Lately, I’ve been thinking about the Tom Cruise futuristic movie, “Minority Report.” In this, the Cruise character walked through a public space, and the images in the large kiosks changed for him and each passing person. The ads were precisely targeted to whomever walked by.
Is that much different from amazon.com, which sends you suggestions almost daily of more stuff to buy? “You bought Brand X flea killer. We have Brand Y flea killer you might also want to try.” Or “Others who bought Brand X flea killer also bought this book about fleas, these special flea-catcher gloves, and a mask to wear while applying flea killer.”
We buy pearl tapioca from Amazon. I made a mistake on my last order, and received two boxes with four bags of tapioca in each, a total of twelve pounds of tapioca. Three weeks later I’m getting reminders to buy more. Amazon’s computer hasn’t figured out that I’ll die before I ever need to order tapioca again. The same computer has kept busy letting me know of opportunities to buy large quantities of tapioca flour. It knows a tapioca lover when it sees one.
If you click on any ad, you can expect it to reappear in unlikely places. I clicked on the picture of a cork purse a few times, and the purse followed me to Facebook. I don’t know why I attract Zulily ads at every turn, but they arrive on the NPR website and Facebook and probably a dozen other places I’m not even aware of. I hope they’re picking on everyone, and not just me.
And have you ever wondered what you did to deserve the neon yellow banana that wants you to know the five, or is it ten, foods you should never eat. Ever since I clicked on that one, although I remember nothing about the foods, the glowing banana appears so often that it’s now in my dreams. And I’m still eating bananas.

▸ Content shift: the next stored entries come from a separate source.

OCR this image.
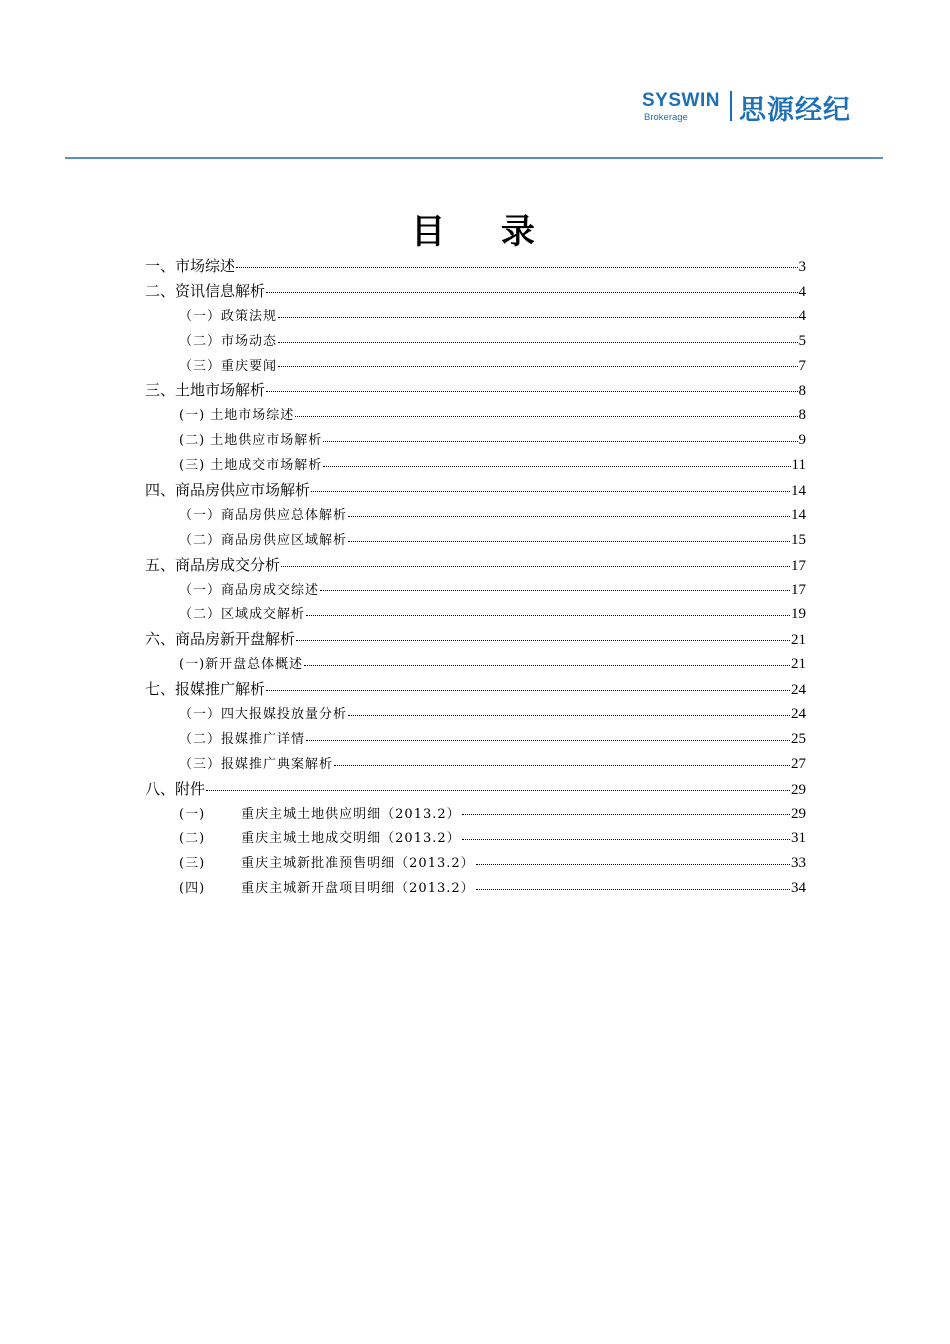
SYSWIN
Brokerage 思源经纪
目 录
一、市场综述	3
二、资讯信息解析	4
（一）政策法规	4
（二）市场动态	5
（三）重庆要闻	7
三、土地市场解析	8
(一) 土地市场综述	8
(二) 土地供应市场解析	9
(三) 土地成交市场解析	11
四、商品房供应市场解析	14
（一）商品房供应总体解析	14
（二）商品房供应区域解析	15
五、商品房成交分析	17
（一）商品房成交综述	17
（二）区域成交解析	19
六、商品房新开盘解析	21
(一)新开盘总体概述	21
七、报媒推广解析	24
（一）四大报媒投放量分析	24
（二）报媒推广详情	25
（三）报媒推广典案解析	27
八、附件	29
(一)	重庆主城土地供应明细（2013.2）	29
(二)	重庆主城土地成交明细（2013.2）	31
(三)	重庆主城新批准预售明细（2013.2）	33
(四)	重庆主城新开盘项目明细（2013.2）	34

Then there are the ads coming from links you’re sure you never clicked on. Take bullets for example. I’ve researched hundreds of topics for my stories, ranging from dog training to the use of coca leaves among Andean peoples, but never have needed to know anything about bullets. Yet my junk mail box is filled with emails offering me the best prices for different kinds of bullets.
Maybe it was something I clicked by mistake. But I’ve never done that before, except for the time I accidentally signed up my husband for a dating website.